Mais revenons au chantier, désigné sous le sigle IEI pour indisponibilité pour entretien intermédiaire. S’il n’a pas la durée d’un arrêt technique majeur (ATM), il en a la densité. "Je dirais que l’ATM est un 5.000m, quand l’IEI est un 400m haies!", glisse le CV Florentin, pas mécontent de sa métaphore sportive. Et ce n’est pas parce que le cœur des chaufferies nucléaires n’est pas changé, que le chantier est moins important. "L’idée est toujours de redonner du potentiel aux installations, de maintenir les capacités opérationnelles aux plus hauts standards internationaux pour que nous restions les meilleurs en opération", martèle encore le commandant.
L’hôpital entièrement reconstruit
L’une des principales opérations consiste cette fois à remplacer deux des quatre bouilleurs du porte-avions. "À première vue, cela peut paraître accessoire, mais sans ces équipements qui permettent de produire de l’eau douce à bord, le porte-avions ne peut rien. Ni avancer, ni catapulter les avions", commente un officier du Charles-de-Gaulle. Et de préciser: "Les bouilleurs actuels ont l’âge du bateau, admis au service actif en 2001. Ces équipements produisent, à partir de l’eau de mer, de l’eau déminéralisée extrêmement pure qui sert pour les douches, le rinçage des aéronefs, et la production de vapeur. Cette dernière étant ensuite utilisée, via des turbines, pour la propulsion, la production d’électricité et le catapultage des avions".
Et puisqu’on parle de catapultes, l’une des deux, celle de la piste axiale, est en partie démontée pour de la maintenance préventive et corrective. "On va notamment remplacer la vanne de lancement qui délivre la quantité de vapeur nécessaire au catapultage des avions", explique le maître principal Loïc, l’un des spécialistes du bord.

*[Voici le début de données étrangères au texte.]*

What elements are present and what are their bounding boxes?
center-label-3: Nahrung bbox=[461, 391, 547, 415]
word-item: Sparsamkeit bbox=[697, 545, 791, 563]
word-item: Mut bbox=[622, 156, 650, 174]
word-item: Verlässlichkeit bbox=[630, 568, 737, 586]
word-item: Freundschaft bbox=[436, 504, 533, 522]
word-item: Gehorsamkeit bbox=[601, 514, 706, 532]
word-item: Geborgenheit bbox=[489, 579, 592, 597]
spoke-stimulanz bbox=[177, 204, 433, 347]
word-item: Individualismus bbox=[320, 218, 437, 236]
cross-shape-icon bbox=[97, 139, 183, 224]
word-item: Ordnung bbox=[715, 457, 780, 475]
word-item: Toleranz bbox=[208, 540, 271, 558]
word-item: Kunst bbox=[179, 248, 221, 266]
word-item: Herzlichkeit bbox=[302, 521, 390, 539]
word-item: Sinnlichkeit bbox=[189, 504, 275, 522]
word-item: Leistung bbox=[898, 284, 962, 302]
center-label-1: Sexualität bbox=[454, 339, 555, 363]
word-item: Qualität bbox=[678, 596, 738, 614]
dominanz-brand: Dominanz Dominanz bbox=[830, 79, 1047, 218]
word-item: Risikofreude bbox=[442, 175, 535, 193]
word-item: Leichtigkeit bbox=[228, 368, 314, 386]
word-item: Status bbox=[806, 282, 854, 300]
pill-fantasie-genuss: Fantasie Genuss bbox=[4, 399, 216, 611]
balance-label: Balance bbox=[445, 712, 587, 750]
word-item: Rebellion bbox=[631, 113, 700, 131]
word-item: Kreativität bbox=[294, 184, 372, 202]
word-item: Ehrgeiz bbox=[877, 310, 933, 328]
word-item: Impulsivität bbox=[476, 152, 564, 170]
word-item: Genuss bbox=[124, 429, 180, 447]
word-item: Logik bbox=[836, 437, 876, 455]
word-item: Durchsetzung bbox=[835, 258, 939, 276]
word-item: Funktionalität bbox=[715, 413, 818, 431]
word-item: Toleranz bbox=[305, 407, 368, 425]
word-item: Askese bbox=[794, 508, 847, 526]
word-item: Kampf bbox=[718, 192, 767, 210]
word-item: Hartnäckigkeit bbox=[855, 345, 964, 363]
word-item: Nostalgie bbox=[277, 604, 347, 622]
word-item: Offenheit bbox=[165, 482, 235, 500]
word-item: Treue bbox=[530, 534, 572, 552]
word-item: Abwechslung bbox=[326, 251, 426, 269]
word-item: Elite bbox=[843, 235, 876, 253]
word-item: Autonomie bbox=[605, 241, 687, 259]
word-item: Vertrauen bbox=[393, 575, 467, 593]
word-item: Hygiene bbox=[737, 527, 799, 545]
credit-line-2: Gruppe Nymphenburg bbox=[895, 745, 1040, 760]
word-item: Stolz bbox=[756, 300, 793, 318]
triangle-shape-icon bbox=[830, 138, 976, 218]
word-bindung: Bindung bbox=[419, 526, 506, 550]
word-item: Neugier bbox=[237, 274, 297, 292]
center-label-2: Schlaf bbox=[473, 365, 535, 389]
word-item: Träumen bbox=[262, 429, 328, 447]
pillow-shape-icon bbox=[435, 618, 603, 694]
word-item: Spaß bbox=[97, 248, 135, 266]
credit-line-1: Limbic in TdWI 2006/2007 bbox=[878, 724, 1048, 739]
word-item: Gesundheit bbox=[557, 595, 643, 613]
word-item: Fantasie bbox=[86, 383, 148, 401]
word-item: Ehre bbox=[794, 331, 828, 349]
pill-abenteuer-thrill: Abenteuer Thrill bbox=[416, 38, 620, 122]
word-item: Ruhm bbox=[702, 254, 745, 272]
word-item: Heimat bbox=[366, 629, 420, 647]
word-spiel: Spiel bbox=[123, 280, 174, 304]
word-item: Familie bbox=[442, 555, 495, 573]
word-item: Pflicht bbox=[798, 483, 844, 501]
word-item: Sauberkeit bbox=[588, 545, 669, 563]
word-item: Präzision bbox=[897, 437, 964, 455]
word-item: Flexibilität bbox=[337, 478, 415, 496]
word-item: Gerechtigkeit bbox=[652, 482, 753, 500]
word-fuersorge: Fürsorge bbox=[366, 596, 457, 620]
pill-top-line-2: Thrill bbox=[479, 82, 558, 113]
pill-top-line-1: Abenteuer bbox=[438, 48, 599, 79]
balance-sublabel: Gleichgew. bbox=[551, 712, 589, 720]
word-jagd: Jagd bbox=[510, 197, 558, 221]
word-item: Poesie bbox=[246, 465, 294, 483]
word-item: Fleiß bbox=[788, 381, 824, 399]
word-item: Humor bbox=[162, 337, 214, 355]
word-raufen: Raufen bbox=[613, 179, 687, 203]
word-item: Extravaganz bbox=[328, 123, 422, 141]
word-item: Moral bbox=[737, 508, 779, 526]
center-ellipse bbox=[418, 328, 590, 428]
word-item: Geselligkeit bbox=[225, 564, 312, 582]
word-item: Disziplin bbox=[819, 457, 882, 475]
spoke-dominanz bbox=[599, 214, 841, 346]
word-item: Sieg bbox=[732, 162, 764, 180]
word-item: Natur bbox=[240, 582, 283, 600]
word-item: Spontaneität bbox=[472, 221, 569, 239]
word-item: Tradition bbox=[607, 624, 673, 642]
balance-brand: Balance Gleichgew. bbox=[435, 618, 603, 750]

Nommé médecin-major du Charles-de-Gaulle cet été, le médecin-chef Gautier a dû prendre peur en voyant son hôpital. Car pour l’heure, les blocs opératoires sentent plus la soudure que la bétadine. Plus qu’une rénovation, c’est une reconstruction que subit en effet l’hôpital. "Mais une fois fini, il préfigure ce qui se fera sur le porte-avions de nouvelle génération", assure le médecin. Ce dernier évoque "une optimisation du parcours du blessé avec une salle hybride qui regroupera le scanner, un hall opératoire, mais aussi de nouvelles capacités techniques telles que la cœlioscopie ou la radiologie interventionnelle (1). L’objectif étant de gagner du temps dans la prise en charge du blessé et donc d’augmenter ses chances de survie".
1. Une technique moins invasive qui remplace la chirurgie ouverte en passant par voie artérielle.